Com o agravamento das crises sucessivas, após o período de prosperidade petrolífera, a energia da população concentrou-se na busca de soluções improvisadas para os problemas do dia a dia. Essa busca por respostas individuais para uma vida diária que se tornou impossível encontrou sua expressão mais dramática em um dos maiores – se não o maior – êxodo migratório da América Latina.
Entretanto, o regime afastava-se cada vez mais da sua base de legitimidade eleitoral, que tinha sido um dos motores do chavismo. Um populismo sem povo substituía o “povo de Chávez” Em toda a parte, nas paredes das cidades venezuelanas, podia-se ver o desenho estilizado dos «olhos de Chávez» – como comandante eterno –, mas esse olhar vigilante era cada vez mais invisível para o homem comum. Tal como acontecera outrora com o “socialismo real” as palavras perderam o seu significado.
Mais uma vez, como antes em Cuba, a fonte da legitimidade política já não eram as conquistas sociais, mas a resistência ao “cerco imperialista” (que sem dúvida tinha uma parte de realidade). O facto de a Venezuela ser uma potência petrolífera também alimentou a suspeita de que o Império procurava “roubar” o seu petróleo – uma ideia um tanto simplista que Donald Trump procura hoje relançar, embora as empresas petrolíferas americanas pareçam mostrar algum ceticismo a esse respeito.
A epopeia da resistência substituiu a da construção de um modelo politicamente democrático e economicamente viável. Como escreve o filósofo cubano Wilder Pérez Varona sobre o seu próprio país, o léxico da revolução – soberania, povo, igualdade, justiça social – deixou de funcionar como uma gramática comum e como um horizonte de sentido capaz de organizar a experiência social.
O reverso da medalha é uma repressão crescente, com a participação ativa do temível e temido Serviço Bolivariano de Inteligência Nacional (Sebin), que goza do poder de prender qualquer pessoa sem o menor respeito pelos direitos humanos. A Venezuela transformou-se então numa poderosa ferramenta de propaganda para a direita. Os meios de comunicação internacionais passaram a concentrar-se neste país caribenho em relação a outros regimes autoritários: a Venezuela vendia.

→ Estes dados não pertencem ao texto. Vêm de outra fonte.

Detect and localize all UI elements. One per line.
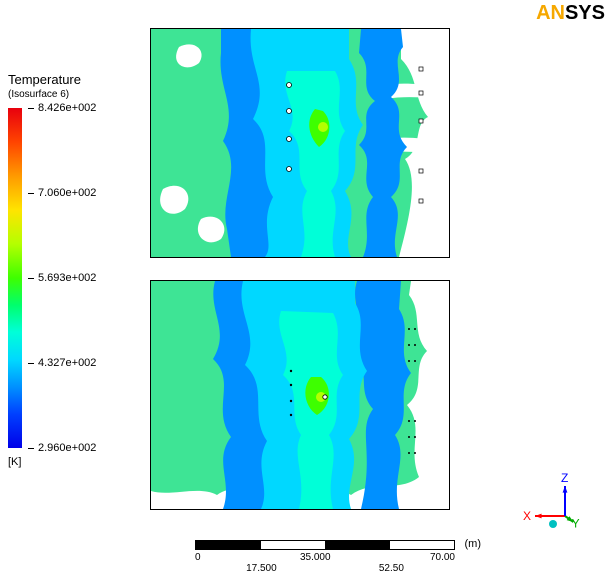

A emigração em massa tornou então o debate sobre o chavismo um tema de atualidade nacional em vários países. O enorme número de venezuelanos espalhados pelo mundo representava um testemunho militante muito mais poderoso do que o de Corina Machado ou dos seus antecessores nos fóruns da direita – e da extrema direita – mundial. Cada emigrante venezuelano era um testemunho do fracasso do sistema.
Em geral, com algumas exceções, é claro, a esquerda latino-americana não conseguiu encontrar a linguagem nem o quadro teórico que lhe permitisse questionar os desvios do regime bolivariano, nem conseguiu conquistar um lugar no debate público sobre o assunto, embora muitas vezes tenha se distanciado silenciosamente da Venezuela.
Nos debates internos dos vários países, criticar o chavismo parecia equivaler a aliar-se à direita, o que não ajudava a definir um “espaço de enunciação” adequado (o mesmo se aplica, em parte, à invasão russa da Ucrânia).
Hoje, o resultado é catastrófico. Assistimos a uma espécie de queda do muro de Berlim para as esquerdas latino-americanas – e também para as de alguns países da Europa. O descrédito de Maduro é tal que paralisa em toda a parte as ações contra a mais grave intervenção imperialista dos últimos tempos, que continua impune.
A Casa Branca indicou claramente que estava a implementar o “corolário Trump” da doutrina Monroe, apesar de ter sido declarada caduca pelo secretário de Estado John Kerry em 2013. Essa doutrina, concebida contra a intervenção de potências extracontinentais no final das lutas pela independência, acabaria por justificar, como explica o politólogo brasileiro Reginaldo Nasser, a ingerência pura e simples de Washington nos assuntos internos dos seus vizinhos diante de qualquer ameaça ou suposta ameaça à segurança dos Estados Unidos.
O “corolário Trump” serve hoje para defender descaradamente os interesses dos Estados Unidos e reforçar as forças de extrema direita na região. Ao contrário dos neoconservadores da era Bush, Trump já não fala de democracia e direitos humanos para justificar as suas intervenções.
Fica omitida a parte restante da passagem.